Add to that the fact that early doors much of the pre-publicity had focussed on the kitchen being headed up by well regarded São Paulo chef Bel Coelho who, being young, female and easy on the eye was featured in profiles for glossy men's mags with long lead times before it emerged that she'd lost patience with the delays and was no longer involved. 

The brainchild of onetime partner in Momo, David Ponte, who in recent months cut his losses and largely sold out to his partners in the business, the late Mocoto was sadly an ill conceived disaster from start to finish. It had been hoped that corporate events would save the space but now, with two costly high profile failures in a row on the Knightsbridge site, it seems unlikely that it will ever be relaunched as another restaurant. But then again London seems to be awash with foreign investors all too ready to piss money away on supposedly doomed sites, so who knows…

Thursday, 2 August 2007

Wareing out?

Whispers of Marcus Wareing's dissatisfaction with his lot at Gordong Pansy Holdings started doing the rounds not long after Petrus finally, following much whingeing, whining and handwringing on 'Wetty' Wareing's part, secured its second Michelin star at the end of January this year. 

At first this seemed an unlikely story as Wareing had always seemed to have had a very tight relationship with Gordong going all the way back to 1993, when he started as sous chef at Aubergine. But then Gordong was MPW's sous chef back in the day and look how that turned out… 

Gordong's people recently denied Wareing was leaving The Savoy Grill or rather denied that he would not return to its kitchen after it closes in December for 16 months as the hotel undergoes a £100m revamp. 

Speculation intensified during the course of the London Taste of London festival at the end of June when Wareing told anyone that would listen that he wanted to do something on his own and didn't fancy returning to the Savoy after the refurbishment.   

One thing's for certain the days of Wareing as Ramsay's right hand man or - to borrow from prison parlance, as some have in the past to describe their relationship - 'bitch' are long gone. The days when they used go to boxing matches and ballroom dancing together - ancient history. 

Jason Atherton over at Maze is seen as the brightest culinary talent in the group while Mark 'Sarge' Sargeant of Claridge's has taken Wareing's place at the right hand side of Gord. 

Go to Gordong's home page and amongst the rotating gallery of photographs you'll find Atherton appears once alongside Ramsay, while Sargeant appears three times - Gordong's daughter only appears once for Christsake.
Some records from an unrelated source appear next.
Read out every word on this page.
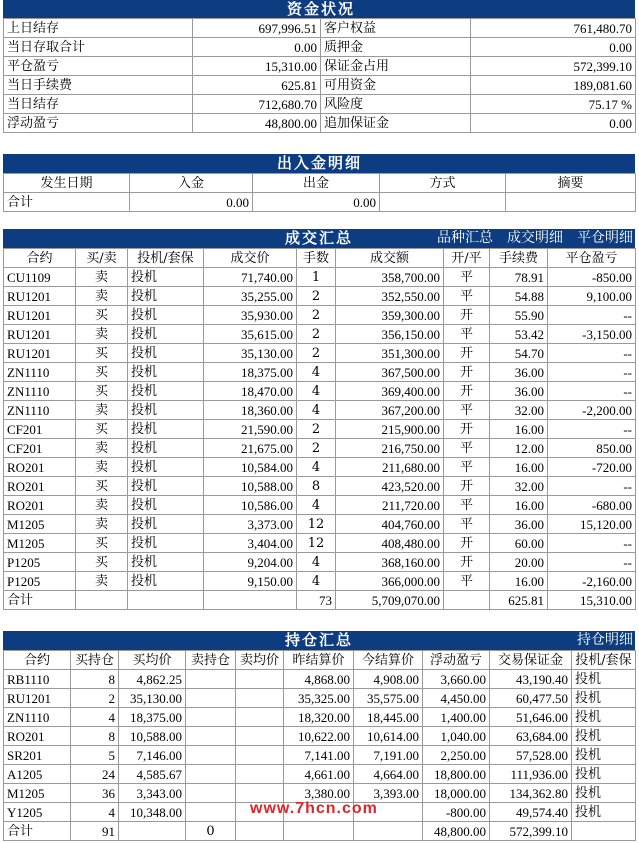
资金状况
上日结存	697,996.51	客户权益	761,480.70
当日存取合计	0.00	质押金	0.00
平仓盈亏	15,310.00	保证金占用	572,399.10
当日手续费	625.81	可用资金	189,081.60
当日结存	712,680.70	风险度	75.17 %
浮动盈亏	48,800.00	追加保证金	0.00
出入金明细
发生日期	入金	出金	方式	摘要
合计	0.00	0.00		
成交汇总	品种汇总 成交明细 平仓明细
合约	买/卖	投机/套保	成交价	手数	成交额	开/平	手续费	平仓盈亏
CU1109	卖	投机	71,740.00	1	358,700.00	平	78.91	-850.00
RU1201	卖	投机	35,255.00	2	352,550.00	平	54.88	9,100.00
RU1201	买	投机	35,930.00	2	359,300.00	开	55.90	--
RU1201	卖	投机	35,615.00	2	356,150.00	平	53.42	-3,150.00
RU1201	买	投机	35,130.00	2	351,300.00	开	54.70	--
ZN1110	买	投机	18,375.00	4	367,500.00	开	36.00	--
ZN1110	买	投机	18,470.00	4	369,400.00	开	36.00	--
ZN1110	卖	投机	18,360.00	4	367,200.00	平	32.00	-2,200.00
CF201	买	投机	21,590.00	2	215,900.00	开	16.00	--
CF201	卖	投机	21,675.00	2	216,750.00	平	12.00	850.00
RO201	卖	投机	10,584.00	4	211,680.00	平	16.00	-720.00
RO201	买	投机	10,588.00	8	423,520.00	开	32.00	--
RO201	卖	投机	10,586.00	4	211,720.00	平	16.00	-680.00
M1205	卖	投机	3,373.00	12	404,760.00	平	36.00	15,120.00
M1205	买	投机	3,404.00	12	408,480.00	开	60.00	--
P1205	买	投机	9,204.00	4	368,160.00	开	20.00	--
P1205	卖	投机	9,150.00	4	366,000.00	平	16.00	-2,160.00
合计				73	5,709,070.00		625.81	15,310.00
持仓汇总	持仓明细
合约	买持仓	买均价	卖持仓	卖均价	昨结算价	今结算价	浮动盈亏	交易保证金	投机/套保
RB1110	8	4,862.25			4,868.00	4,908.00	3,660.00	43,190.40	投机
RU1201	2	35,130.00			35,325.00	35,575.00	4,450.00	60,477.50	投机
ZN1110	4	18,375.00			18,320.00	18,445.00	1,400.00	51,646.00	投机
RO201	8	10,588.00			10,622.00	10,614.00	1,040.00	63,684.00	投机
SR201	5	7,146.00			7,141.00	7,191.00	2,250.00	57,528.00	投机
A1205	24	4,585.67			4,661.00	4,664.00	18,800.00	111,936.00	投机
M1205	36	3,343.00			3,380.00	3,393.00	18,000.00	134,362.80	投机
Y1205	4	10,348.00					-800.00	49,574.40	投机
合计	91		0				48,800.00	572,399.10	
www.7hcn.com
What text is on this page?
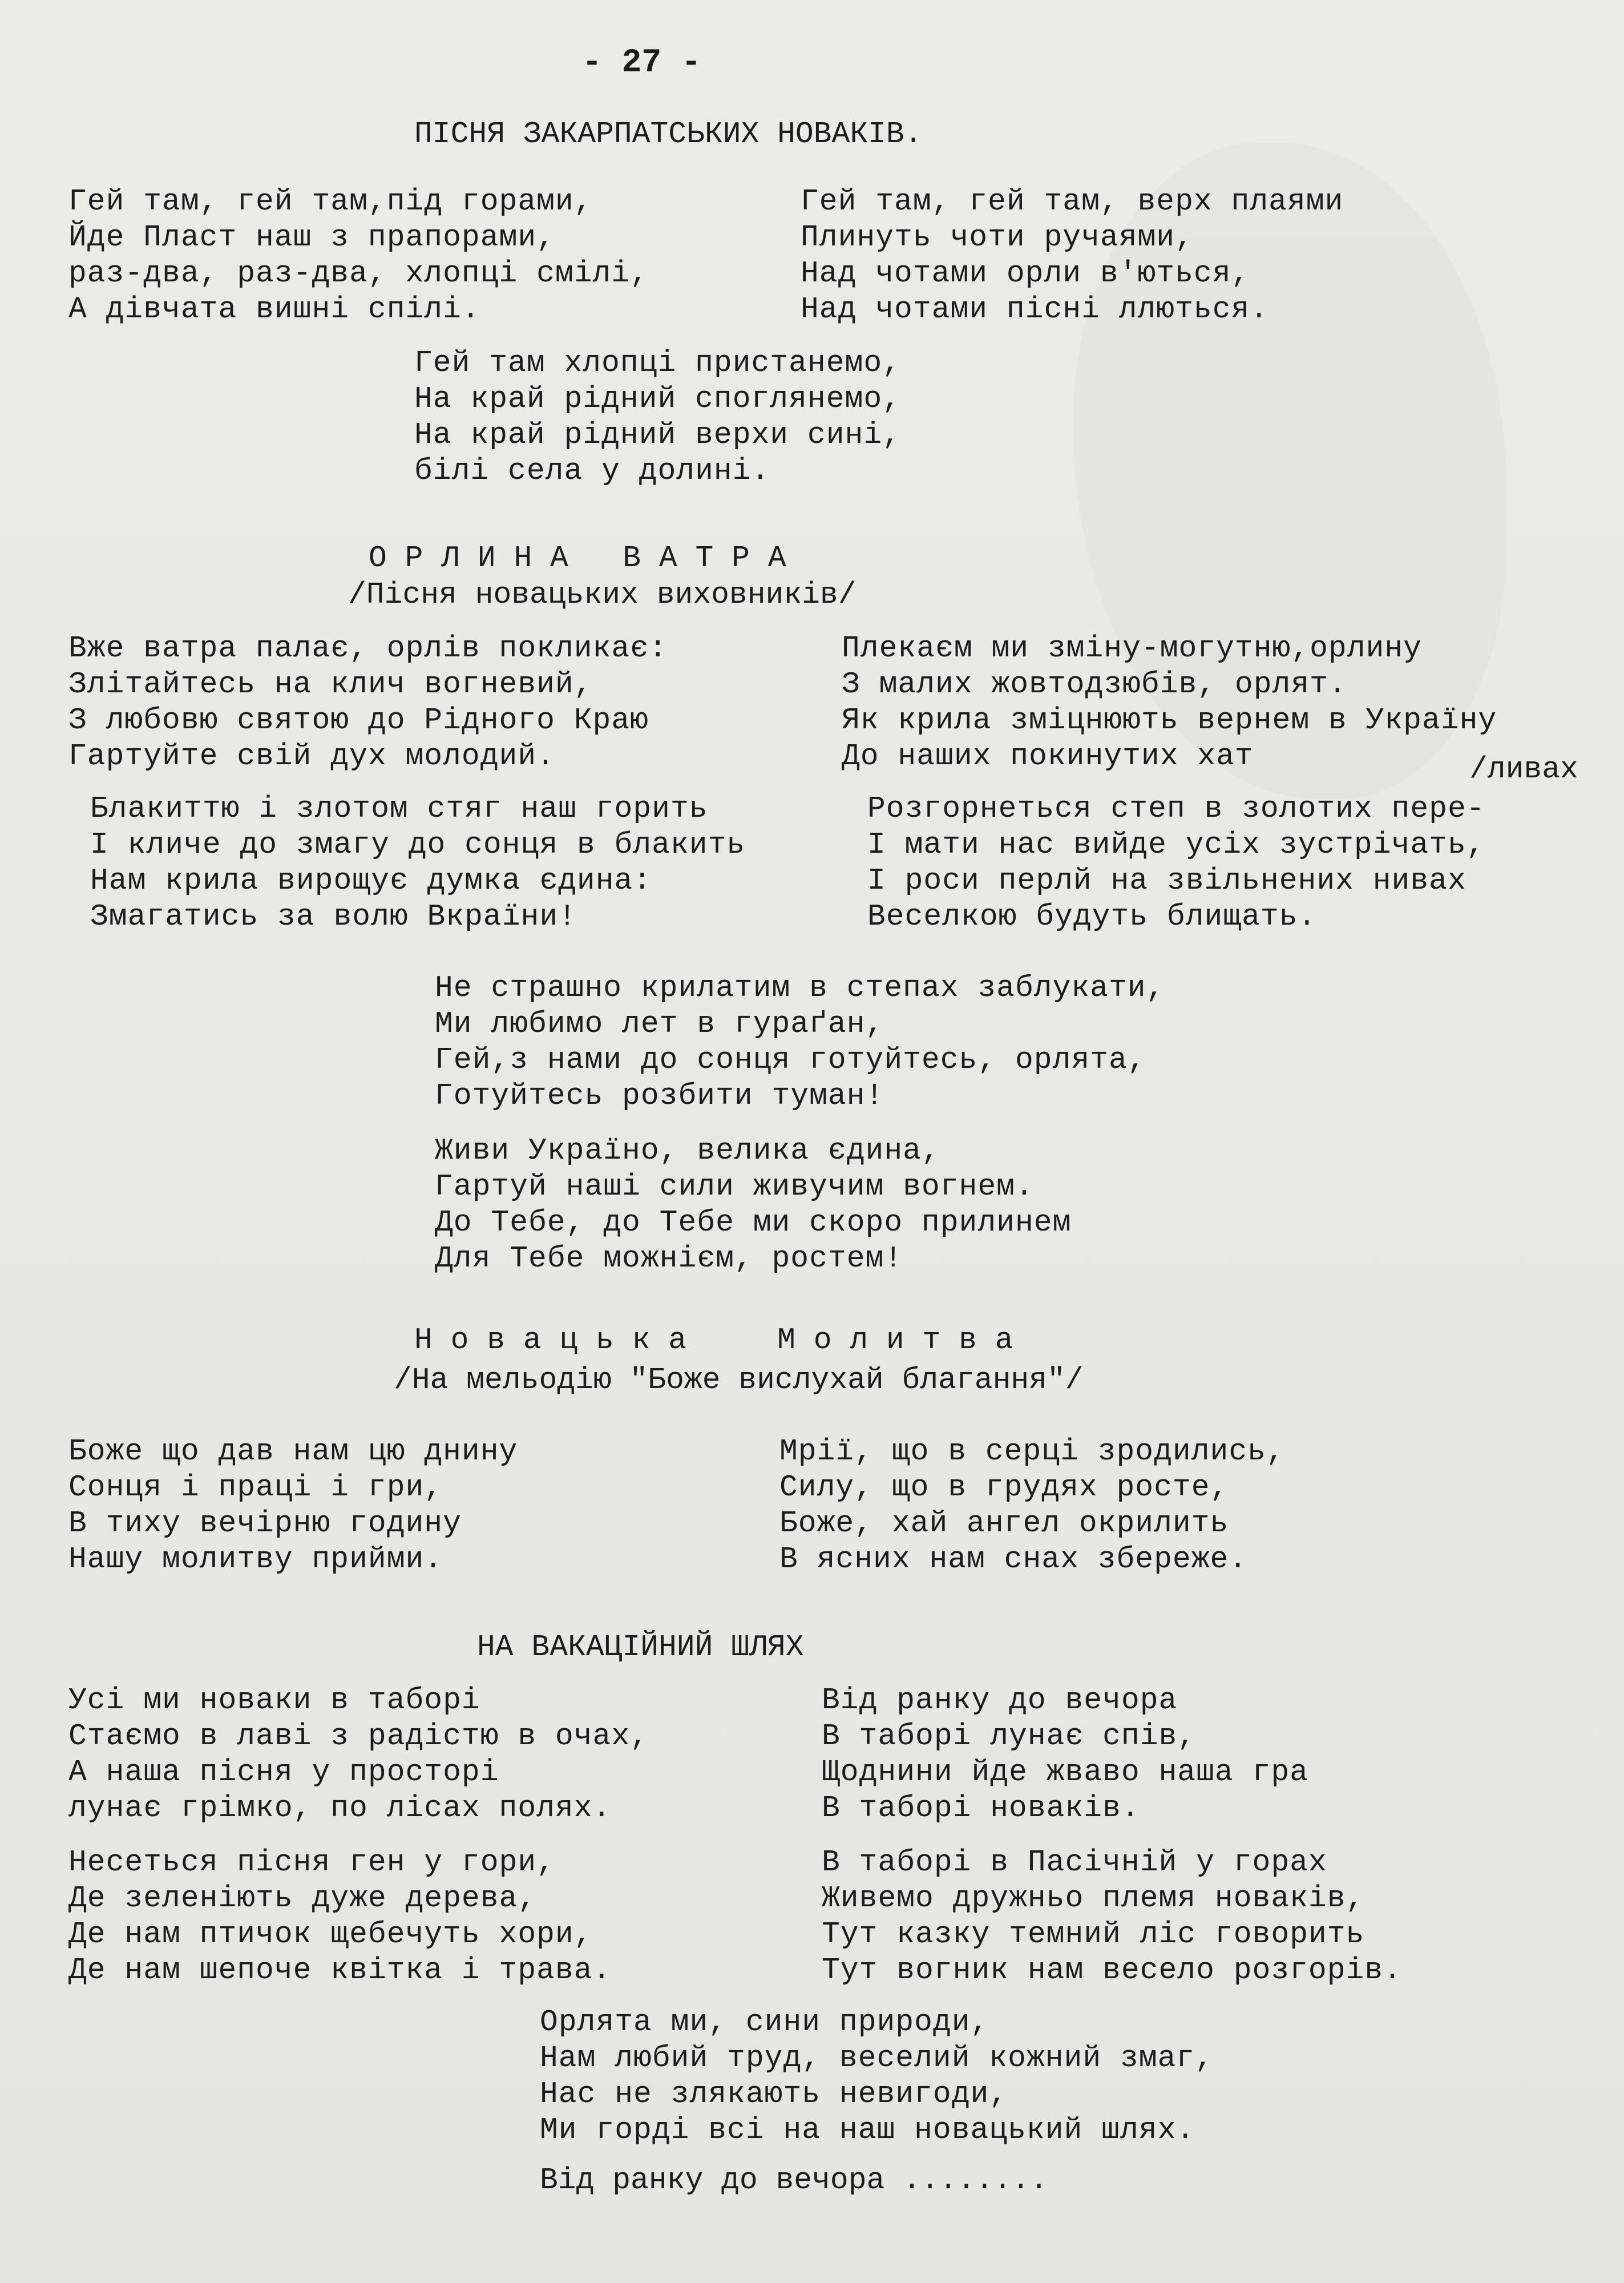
- 27 -
ПІСНЯ ЗАКАРПАТСЬКИХ НОВАКІВ.
Гей там, гей там,під горами,
Йде Пласт наш з прапорами,
раз-два, раз-два, хлопці смілі,
А дівчата вишні спілі.
Гей там, гей там, верх плаями
Плинуть чоти ручаями,
Над чотами орли в'ються,
Над чотами пісні ллються.
Гей там хлопці пристанемо,
На край рідний споглянемо,
На край рідний верхи сині,
білі села у долині.
О Р Л И Н А   В А Т Р А
/Пісня новацьких виховників/
Вже ватра палає, орлів покликає:
Злітайтесь на клич вогневий,
З любовю святою до Рідного Краю
Гартуйте свій дух молодий.
Плекаєм ми зміну-могутню,орлину
З малих жовтодзюбів, орлят.
Як крила зміцнюють вернем в Україну
До наших покинутих хат	/ливах
Блакиттю і злотом стяг наш горить
І кличе до змагу до сонця в блакить
Нам крила вирощує думка єдина:
Змагатись за волю Вкраїни!
Розгорнеться степ в золотих пере-
І мати нас вийде усіх зустрічать,
І роси перлй на звільнених нивах
Веселкою будуть блищать.
Не страшно крилатим в степах заблукати,
Ми любимо лет в гураґан,
Гей,з нами до сонця готуйтесь, орлята,
Готуйтесь розбити туман!
Живи Україно, велика єдина,
Гартуй наші сили живучим вогнем.
До Тебе, до Тебе ми скоро прилинем
Для Тебе можнієм, ростем!
Н о в а ц ь к а     М о л и т в а
/На мельодію "Боже вислухай благання"/
Боже що дав нам цю днину
Сонця і праці і гри,
В тиху вечірню годину
Нашу молитву прийми.
Мрії, що в серці зродились,
Силу, що в грудях росте,
Боже, хай ангел окрилить
В ясних нам снах збереже.
НА ВАКАЦІЙНИЙ ШЛЯХ
Усі ми новаки в таборі
Стаємо в лаві з радістю в очах,
А наша пісня у просторі
лунає грімко, по лісах полях.
Від ранку до вечора
В таборі лунає спів,
Щоднини йде жваво наша гра
В таборі новаків.
Несеться пісня ген у гори,
Де зеленіють дуже дерева,
Де нам птичок щебечуть хори,
Де нам шепоче квітка і трава.
В таборі в Пасічній у горах
Живемо дружньо племя новаків,
Тут казку темний ліс говорить
Тут вогник нам весело розгорів.
Орлята ми, сини природи,
Нам любий труд, веселий кожний змаг,
Нас не злякають невигоди,
Ми горді всі на наш новацький шлях.
Від ранку до вечора ........
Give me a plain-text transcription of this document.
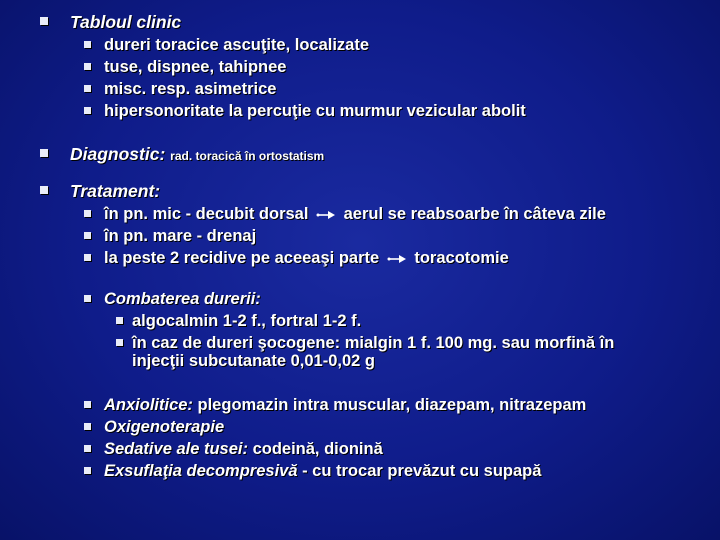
Tabloul clinic
dureri toracice ascuţite, localizate
tuse, dispnee, tahipnee
misc. resp. asimetrice
hipersonoritate la percuţie cu murmur vezicular abolit
Diagnostic: rad. toracică în ortostatism
Tratament:
în pn. mic - decubit dorsal aerul se reabsoarbe în câteva zile
în pn. mare - drenaj
la peste 2 recidive pe aceeaşi parte toracotomie
Combaterea durerii:
algocalmin 1-2 f., fortral 1-2 f.
în caz de dureri şocogene: mialgin 1 f. 100 mg. sau morfină în
injecţii subcutanate 0,01-0,02 g
Anxiolitice: plegomazin intra muscular, diazepam, nitrazepam
Oxigenoterapie
Sedative ale tusei: codeină, dionină
Exsuflaţia decompresivă - cu trocar prevăzut cu supapă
The one where 'Sarge' and him are sharing a joke and a coffee together is particularly precious. 

No sign of Wareing's mug anywhere. 

Would you rent a jacuzzi from this man?

There's good news for anyone that believes that water jets are an essential aid to digestion and that every Michelin-starred meal should end in a hot-tub. The Hand & Flowers, the Marlow pub with fine grub that holds a Michelin star for West Country child-actor-turned-chef Tom Kerridge's cooking, have opened Flower Cottage. 

Located a hop and a skip down the road from the pub, it offers two luxury suites designed by Kerridge's much better half Beth who, despite the fact that she married him, reveals herself to a woman of exceedingly good taste. Partly decked out in cow hides, they go by the names of Dexter and Angus, the latter containing the aforementioned jacuzzi. 

Early testing of the facilities by fellow chefs including Sat 'up periscope' Bains are said to have gone well. Rates start at £140 a night including breakfast.